Дионисий снова просил с православной Руси епископа. Подробно объяснял, где и когда его будут ждать, ежегодно, ежемесячно. Просил меня повторить его слова — я повторял. И не один раз.
— Но почему ты снова заговорил об этом сегодня?
— На одном из валунов я обнаружил послание: несколько зёрен риса и камешки, положенные так, чтобы я мог найти деревню, в которой умирает один из верных. Его надо соборовать и причастить. Сколько я пробуду в той деревне, одному Богу известно. Но на всякий случай (всё может случиться!), если жизнь сложится так, что мы не увидимся…
И Дионисий рассказал мне про парса — носильщика трупов.
— Будь уверен, доглядчики раджи уже предупредили хозяев судов и предупредят вновь прибывших о том, что белый ятри — преступник, и назначили за тебя хорошее вознаграждение, так что тебя выдадут при первой твоей попытке устроиться на какой-нибудь корабль.

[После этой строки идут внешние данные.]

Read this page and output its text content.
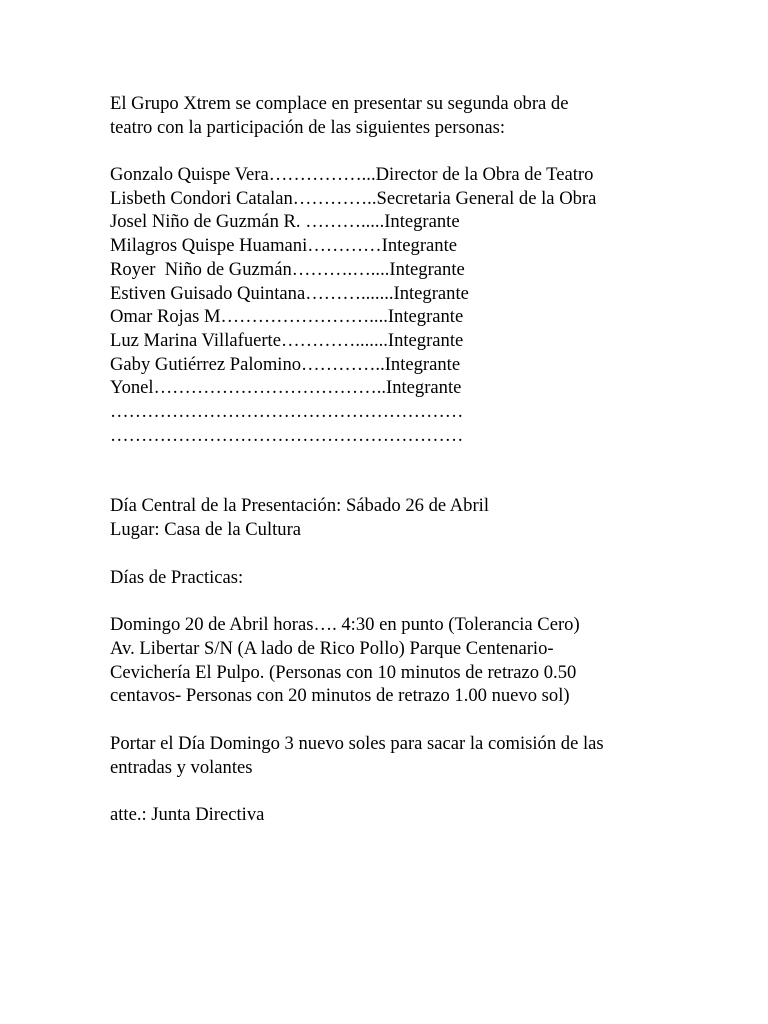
El Grupo Xtrem se complace en presentar su segunda obra de
teatro con la participación de las siguientes personas:
Gonzalo Quispe Vera……………...Director de la Obra de Teatro
Lisbeth Condori Catalan…………..Secretaria General de la Obra
Josel Niño de Guzmán R. ……….....Integrante
Milagros Quispe Huamani…………Integrante
Royer  Niño de Guzmán……….…....Integrante
Estiven Guisado Quintana……….......Integrante
Omar Rojas M……………………....Integrante
Luz Marina Villafuerte………….......Integrante
Gaby Gutiérrez Palomino…………..Integrante
Yonel………………………………..Integrante
…………………………………………………
…………………………………………………
Día Central de la Presentación: Sábado 26 de Abril
Lugar: Casa de la Cultura
Días de Practicas:
Domingo 20 de Abril horas…. 4:30 en punto (Tolerancia Cero)
Av. Libertar S/N (A lado de Rico Pollo) Parque Centenario-
Cevichería El Pulpo. (Personas con 10 minutos de retrazo 0.50
centavos- Personas con 20 minutos de retrazo 1.00 nuevo sol)
Portar el Día Domingo 3 nuevo soles para sacar la comisión de las
entradas y volantes
atte.: Junta Directiva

А парс — носильщик трупов — пристроит тебя и Мару у контрабандистов. Да хранит вас Бог!
Ночью неутомимый Дионисий покинул свою потайную пещеру.
53
Мара поднималась рано. Умывшись, пила из пруда — пила не с ладошки, а как лань, губами припадая к воде. Не пила, а лобызала своё красивое отражение. И я, смежив ресницы, молился, желая погасить любодейственную страсть. Но веки открывались. Идущий от входа сноп золотого света будто зажигал головную накидку Мары, а выбившаяся прядь волос становилась огненной. Мара окунала кисти в пруд, а потом влажными руками собирала с одежд пыль, поглаживая грудь, живот, бедра и гузно. И полотенце в руках у Мары будто зажигалось, когда попадало в сноп золотого света.

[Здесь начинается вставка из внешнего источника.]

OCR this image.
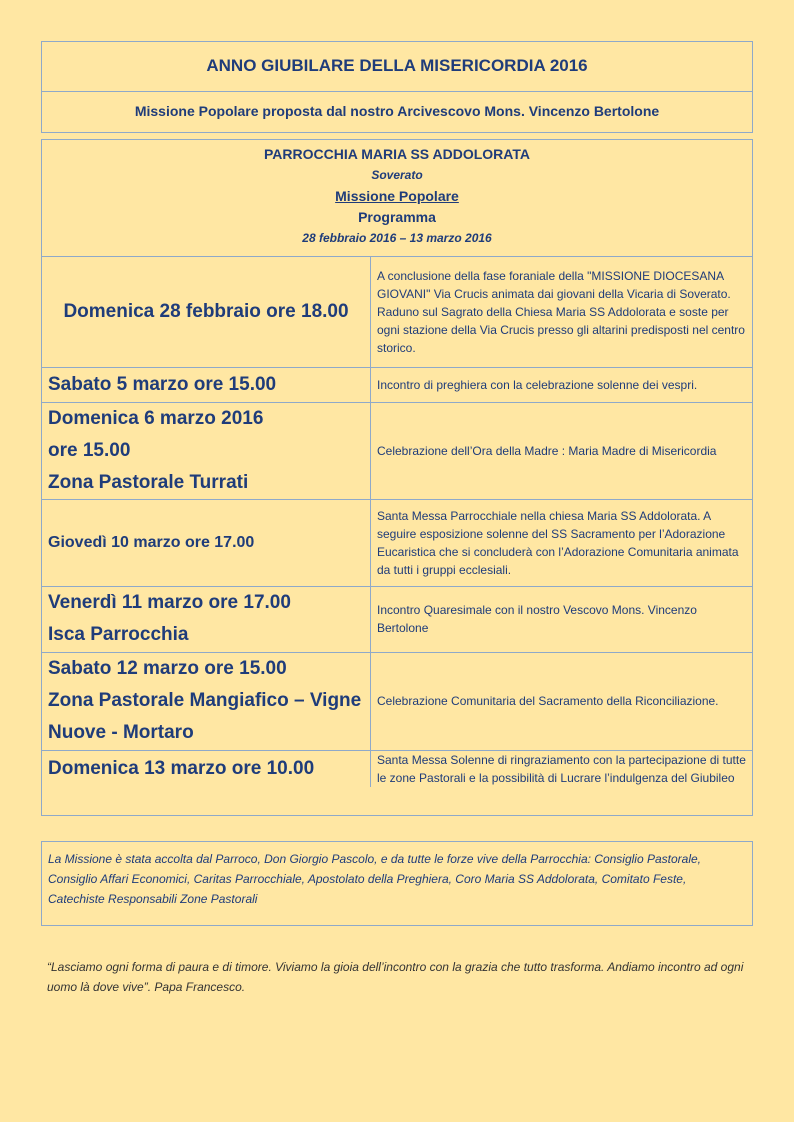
ANNO GIUBILARE DELLA MISERICORDIA 2016
Missione Popolare proposta dal nostro Arcivescovo Mons. Vincenzo Bertolone
PARROCCHIA MARIA SS ADDOLORATA
Soverato
Missione Popolare
Programma
28 febbraio 2016 – 13 marzo 2016
Domenica 28 febbraio ore 18.00	A conclusione della fase foraniale della "MISSIONE DIOCESANA GIOVANI" Via Crucis animata dai giovani della Vicaria di Soverato. Raduno sul Sagrato della Chiesa Maria SS Addolorata e soste per ogni stazione della Via Crucis presso gli altarini predisposti nel centro storico.

Sabato 5 marzo ore 15.00	Incontro di preghiera con la celebrazione solenne dei vespri.

Domenica 6 marzo 2016
ore 15.00
Zona Pastorale Turrati	Celebrazione dell’Ora della Madre : Maria Madre di Misericordia

Giovedì 10 marzo ore 17.00	Santa Messa Parrocchiale nella chiesa Maria SS Addolorata. A seguire esposizione solenne del SS Sacramento per l’Adorazione Eucaristica che si concluderà con l’Adorazione Comunitaria animata da tutti i gruppi ecclesiali.

Venerdì 11 marzo ore 17.00
Isca Parrocchia	Incontro Quaresimale con il nostro Vescovo Mons. Vincenzo Bertolone

Sabato 12 marzo ore 15.00
Zona Pastorale Mangiafico – Vigne Nuove - Mortaro	Celebrazione Comunitaria del Sacramento della Riconciliazione.

Domenica 13 marzo ore 10.00	Santa Messa Solenne di ringraziamento con la partecipazione di tutte le zone Pastorali e la possibilità di Lucrare l’indulgenza del Giubileo
La Missione è stata accolta dal Parroco, Don Giorgio Pascolo, e da tutte le forze vive della Parrocchia: Consiglio Pastorale, Consiglio Affari Economici, Caritas Parrocchiale, Apostolato della Preghiera, Coro Maria SS Addolorata, Comitato Feste, Catechiste Responsabili Zone Pastorali
“Lasciamo ogni forma di paura e di timore. Viviamo la gioia dell’incontro con la grazia che tutto trasforma. Andiamo incontro ad ogni uomo là dove vive”. Papa Francesco.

Каждое утро мы приветствовали друг друга улыбкой. Мара улыбалась с грустинкой, как улыбаются люди, перенёсшие тяжёлую болезнь. Шли в пещерный храм и молились. Мы никогда не заговаривали о предстоящем хождении, точно боялись, что кто-то подслушает и унесёт с собой нашу тайну. Она соединяла нас, когда мы рядом стояли на молитве. Она соединяла нас во время трапезы, когда мы, сидя рядом у похожей на могилу земляной насыпи, служившей столом, невзначай касались друг друга локтями (иногда казалось, что Мара своим локотком ищет моей руки). Порой я замечал, что гузно Мары под тугим сари выглядит вызывающе, но гнал от себя блудные помыслы. Тайна невидимо объединяла нас, когда Мара ставила передо мной плашку с чернилами, пахнувшими цветами кустов кеа.
На широких плотных листьях я писал повесть о святом апостоле Фоме и отрывался от текста, когда келья уже была в густых фиолетовых сумерках. Многое приходилось переписывать, вычищать от вредных наслоений, привнесённых во время общения с махатмой. А иные листы надо было просто-напросто сжечь. Но как мне их было жалко! Какой новизной блестела глава, в которой повествовалось об обучении Фомы махатмами! А ещё совсем недавно я гордился достоверностью рассказа! Сам я не мог предать написанное огню. И как-то утром, после молитв, когда Мара поставила передо мною свежие чернила, я протянул ей листы с лживыми главами и шёлковый свиток со лжеевангелием от Фомы и как можно твёрже сказал: «На растопку!»
И вышел из пещеры.
54
Мара разбудила Офонасея и прикрыла тревожными пальцами его рот.
— Что?.. Что случилось? — приглушённым сонным шёпотом спросил Офонасей.
Его губы касались ослабевших пальцев Мары. Светало. От неведомой пока опасности нарастало беспокойство.
— Сейчас из расщелины вылезал воин.
И только она произнесла эти слова, снова появился воин, снял с плеча лук и подпалил стрелу. Она упала в пещеру, и наконечник её смердяще задымил. Офонасей метнулся к стреле и бросил её в пруд. Ещё одна стрела упала рядом и засмердела. И её — в воду! Стрелы посыпались. Очевидно, стрелял уже не один воин, стреляли попеременно. Белый смрадный дым ел очи. Мара бросилась помогать Офонасею. Она выкидывала дымящие зловонием стрелы наружу.